|Image courtesy of Universal Studios and Illumination Entertainment|
Sugar and spice and everything nice - that's what Despicable Me 2 is made of.
There were moments where the film became SO sweet I was tempted to dart into the bathroom to check for cavities. Which isn't to say it wasn't entertaining, but much of the gothic charm from DM1 got sacrificed for lighter fare - and I blame Lucy Wilde.
In this roundup, we see a much mellower and significantly less grumpy Gru (voiced by the ever-versatile Steve Carell) as the doting father of his three adopted girls, Margo, Edith, and the ever-quirky Agnes. The movie is successful in the gentle way it addresses the importance of mothers (for both the child and the father) without dimming the impact of Gru's role in his little girls' lives, but it fails in the introduction of the paramour herself, the aforementioned Ms. Wilde (voiced by an overly-enthusiastic Kristen Wiig).
At first, she severely grated on my nerves. But similar to how the semi-acidic taste of a Sour Patch Kids gummy segues into a more pleasant mild flavor, she does mellow out into something semi-palatable towards the end - but it's still not your theatre candy of choice (at least for my particular Gru-ish soul, sorry for any Sour Patch fans out there).
The writers try hard to make her quirky in the slightly sinister way that Gru is, but while he succeeds at continuing to be downright nasty at times - although a lot less than in the first film, to my disappointment - Lucy's bubbly, bright-eyed personality clashes mightily with Gru's purposeful Addams Family vibe.
Bottom line - its hard to buy the romance. It's easy to see why the girls adore Ms. Wilde, with her bright fashion sense and James Bondish gadgets, but it was hard for me to see what Gru finds so appealing about her (beyond her shapely physique, and the fact that Gru apparently hasn't had a date since The Mary Tyler Moore show was premiering). And well, maybe the reasons I mentioned are enough, but I would've preferred something more for dear Gru.
Ms. Wilde is not the only romance floating in the air, however. Margo, on the cusp of adolescence, falls for the cute guy at the mall that has a definite swagger akin to a young Johnny Depp. Gru, of course, has fits, considers buying a shotgun, and basically has every loving parents' personal nightmare of coming to terms with their sweet, adorable little child awakening to sexual desires and attraction. Even worse when that particular parent hasn't had much action lately in his fabulous G-monogrammed silk pjs. (Who wouldn't love a guy with some of those?) We even get a small glimpse into what a Minion may find attractive - yes, it's true, those adorable goggle-donning penicillin tablets, for all their silliness, long for romance to call their own as well.
All of these more profound themes are wrapped up in a crazy plot involving lots of gadgets, a poorly organized and executed Anti-Villain League, Minions bouncing around doing what they do best - causing mayhem, a villain who is more than he appears to be, and one very pissed off chicken.

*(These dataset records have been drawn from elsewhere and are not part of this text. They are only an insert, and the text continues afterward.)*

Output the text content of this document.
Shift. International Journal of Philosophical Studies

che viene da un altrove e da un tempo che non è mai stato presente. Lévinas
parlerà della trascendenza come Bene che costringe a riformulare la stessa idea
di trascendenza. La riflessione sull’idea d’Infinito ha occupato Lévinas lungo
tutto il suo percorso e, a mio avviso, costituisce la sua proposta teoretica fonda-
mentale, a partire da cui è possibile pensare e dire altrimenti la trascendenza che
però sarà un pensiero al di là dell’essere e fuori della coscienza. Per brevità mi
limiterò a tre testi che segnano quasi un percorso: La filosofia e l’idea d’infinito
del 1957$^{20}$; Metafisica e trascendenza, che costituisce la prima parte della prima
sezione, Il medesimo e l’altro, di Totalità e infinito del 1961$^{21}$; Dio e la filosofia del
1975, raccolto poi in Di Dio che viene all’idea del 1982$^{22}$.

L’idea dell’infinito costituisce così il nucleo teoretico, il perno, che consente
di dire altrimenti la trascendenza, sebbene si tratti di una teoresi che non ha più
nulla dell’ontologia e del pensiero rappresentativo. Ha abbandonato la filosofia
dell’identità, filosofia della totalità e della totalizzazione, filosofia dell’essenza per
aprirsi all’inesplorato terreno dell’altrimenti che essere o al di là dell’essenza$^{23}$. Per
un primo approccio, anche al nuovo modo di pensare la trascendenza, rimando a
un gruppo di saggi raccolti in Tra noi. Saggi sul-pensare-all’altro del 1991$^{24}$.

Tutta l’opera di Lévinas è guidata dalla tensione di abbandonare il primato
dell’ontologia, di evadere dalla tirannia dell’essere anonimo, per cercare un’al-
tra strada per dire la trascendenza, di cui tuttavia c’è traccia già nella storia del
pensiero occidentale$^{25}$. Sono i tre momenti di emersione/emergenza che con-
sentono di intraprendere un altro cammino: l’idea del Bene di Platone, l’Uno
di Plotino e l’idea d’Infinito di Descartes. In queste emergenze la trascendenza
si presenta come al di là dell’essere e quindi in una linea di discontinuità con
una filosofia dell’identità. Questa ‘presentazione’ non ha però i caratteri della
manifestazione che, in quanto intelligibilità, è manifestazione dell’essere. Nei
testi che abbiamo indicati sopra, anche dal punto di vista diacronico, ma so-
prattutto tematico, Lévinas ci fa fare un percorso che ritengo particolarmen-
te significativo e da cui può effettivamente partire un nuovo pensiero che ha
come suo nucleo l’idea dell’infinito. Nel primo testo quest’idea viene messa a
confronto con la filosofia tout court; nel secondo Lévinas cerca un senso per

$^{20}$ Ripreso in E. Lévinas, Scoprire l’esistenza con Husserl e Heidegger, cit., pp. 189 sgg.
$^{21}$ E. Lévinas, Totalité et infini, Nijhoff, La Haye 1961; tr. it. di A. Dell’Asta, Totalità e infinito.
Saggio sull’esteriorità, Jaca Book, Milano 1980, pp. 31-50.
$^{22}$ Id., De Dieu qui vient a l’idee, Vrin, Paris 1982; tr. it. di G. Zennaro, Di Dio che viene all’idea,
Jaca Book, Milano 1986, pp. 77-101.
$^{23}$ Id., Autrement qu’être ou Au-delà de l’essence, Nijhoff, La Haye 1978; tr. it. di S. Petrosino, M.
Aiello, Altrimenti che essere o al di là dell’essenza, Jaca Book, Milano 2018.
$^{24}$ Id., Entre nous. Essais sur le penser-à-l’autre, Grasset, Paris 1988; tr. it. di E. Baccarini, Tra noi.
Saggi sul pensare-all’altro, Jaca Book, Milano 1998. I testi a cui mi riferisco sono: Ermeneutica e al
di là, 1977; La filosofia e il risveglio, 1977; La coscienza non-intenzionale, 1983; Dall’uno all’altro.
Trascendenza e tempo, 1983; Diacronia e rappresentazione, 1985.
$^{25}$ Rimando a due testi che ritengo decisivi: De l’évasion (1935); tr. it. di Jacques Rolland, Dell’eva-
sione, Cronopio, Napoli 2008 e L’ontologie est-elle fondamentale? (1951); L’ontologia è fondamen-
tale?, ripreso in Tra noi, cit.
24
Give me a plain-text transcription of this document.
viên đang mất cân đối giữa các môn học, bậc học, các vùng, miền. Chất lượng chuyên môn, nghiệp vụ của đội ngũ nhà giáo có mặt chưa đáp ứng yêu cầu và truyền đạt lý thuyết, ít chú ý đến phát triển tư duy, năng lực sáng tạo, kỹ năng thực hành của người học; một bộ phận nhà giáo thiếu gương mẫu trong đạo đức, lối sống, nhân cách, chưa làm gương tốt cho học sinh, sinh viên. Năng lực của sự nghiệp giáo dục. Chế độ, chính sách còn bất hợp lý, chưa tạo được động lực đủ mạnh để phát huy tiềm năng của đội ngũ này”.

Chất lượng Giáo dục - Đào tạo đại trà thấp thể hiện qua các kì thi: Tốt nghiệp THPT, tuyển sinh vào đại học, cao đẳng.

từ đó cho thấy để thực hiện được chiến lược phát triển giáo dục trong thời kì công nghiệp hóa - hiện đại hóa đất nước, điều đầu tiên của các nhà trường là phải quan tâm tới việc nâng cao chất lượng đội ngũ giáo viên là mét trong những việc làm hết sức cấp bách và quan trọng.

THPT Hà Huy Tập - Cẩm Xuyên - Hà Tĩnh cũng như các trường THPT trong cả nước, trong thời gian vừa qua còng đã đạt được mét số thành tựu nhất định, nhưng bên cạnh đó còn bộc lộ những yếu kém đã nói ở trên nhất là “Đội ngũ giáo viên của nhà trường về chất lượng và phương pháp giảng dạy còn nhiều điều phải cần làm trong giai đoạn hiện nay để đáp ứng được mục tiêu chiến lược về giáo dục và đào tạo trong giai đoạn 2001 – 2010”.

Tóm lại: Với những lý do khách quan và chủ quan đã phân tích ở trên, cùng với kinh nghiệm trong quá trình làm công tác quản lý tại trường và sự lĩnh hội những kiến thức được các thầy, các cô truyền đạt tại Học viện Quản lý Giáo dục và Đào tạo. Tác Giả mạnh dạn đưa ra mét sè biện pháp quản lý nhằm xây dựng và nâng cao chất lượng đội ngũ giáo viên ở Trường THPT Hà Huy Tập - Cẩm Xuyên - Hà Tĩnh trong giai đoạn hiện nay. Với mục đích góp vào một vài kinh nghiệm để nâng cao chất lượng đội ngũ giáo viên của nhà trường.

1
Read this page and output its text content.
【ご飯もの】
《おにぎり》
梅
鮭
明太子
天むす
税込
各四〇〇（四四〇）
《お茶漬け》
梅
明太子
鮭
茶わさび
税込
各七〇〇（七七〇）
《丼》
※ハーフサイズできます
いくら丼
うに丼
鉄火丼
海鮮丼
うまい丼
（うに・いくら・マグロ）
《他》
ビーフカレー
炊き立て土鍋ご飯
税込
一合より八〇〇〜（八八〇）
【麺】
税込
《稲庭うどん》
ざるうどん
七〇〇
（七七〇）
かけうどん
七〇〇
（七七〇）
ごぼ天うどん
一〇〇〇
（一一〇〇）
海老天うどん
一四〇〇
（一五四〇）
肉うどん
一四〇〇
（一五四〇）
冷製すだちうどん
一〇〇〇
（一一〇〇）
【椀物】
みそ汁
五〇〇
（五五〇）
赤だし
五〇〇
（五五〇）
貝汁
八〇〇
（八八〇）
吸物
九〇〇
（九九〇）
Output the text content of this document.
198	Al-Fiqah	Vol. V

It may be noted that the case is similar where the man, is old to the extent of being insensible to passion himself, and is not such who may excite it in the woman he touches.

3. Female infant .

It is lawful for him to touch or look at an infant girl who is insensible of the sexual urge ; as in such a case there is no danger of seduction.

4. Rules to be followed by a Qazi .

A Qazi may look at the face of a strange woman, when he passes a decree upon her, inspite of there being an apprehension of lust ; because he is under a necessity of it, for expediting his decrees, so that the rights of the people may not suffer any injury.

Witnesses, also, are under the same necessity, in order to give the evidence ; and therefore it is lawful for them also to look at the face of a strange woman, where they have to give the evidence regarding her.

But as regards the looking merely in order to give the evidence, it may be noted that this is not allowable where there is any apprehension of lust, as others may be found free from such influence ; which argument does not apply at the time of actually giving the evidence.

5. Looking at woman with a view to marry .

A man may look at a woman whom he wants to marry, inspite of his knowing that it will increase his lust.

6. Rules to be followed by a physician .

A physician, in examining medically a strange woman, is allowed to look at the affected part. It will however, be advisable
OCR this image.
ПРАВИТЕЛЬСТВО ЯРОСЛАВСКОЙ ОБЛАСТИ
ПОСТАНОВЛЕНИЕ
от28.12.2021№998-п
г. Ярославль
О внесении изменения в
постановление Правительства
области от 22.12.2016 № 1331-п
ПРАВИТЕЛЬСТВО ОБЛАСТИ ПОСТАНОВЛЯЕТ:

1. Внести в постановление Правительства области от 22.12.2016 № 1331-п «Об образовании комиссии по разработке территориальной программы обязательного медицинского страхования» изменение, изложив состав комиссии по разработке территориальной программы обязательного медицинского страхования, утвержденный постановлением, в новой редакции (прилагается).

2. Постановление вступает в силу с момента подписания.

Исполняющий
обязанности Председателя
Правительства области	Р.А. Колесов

While the first movie had an elegant compactness in plot and execution, the thematic elements of DM2 seem jumbled. It all adds up to a lot of fun, but it is something akin to an under-baked cake - lots of good ingredients, but not quite able to hold its own in the same way as predecessor.
Still, it has something for everyone. The film boasts the best 3D effects of any feature I've seen so far this year, and the textures, from clothes to metal to food, are eye-poppingly realistic. And the deeper themes of the challenges of single parenthood, dating after a certain age in an incredibly judgmental society, and a parent coming to terms that he will someday have to share his child's affections with someone else make for a film that is just as enjoyable for adults as it is for children.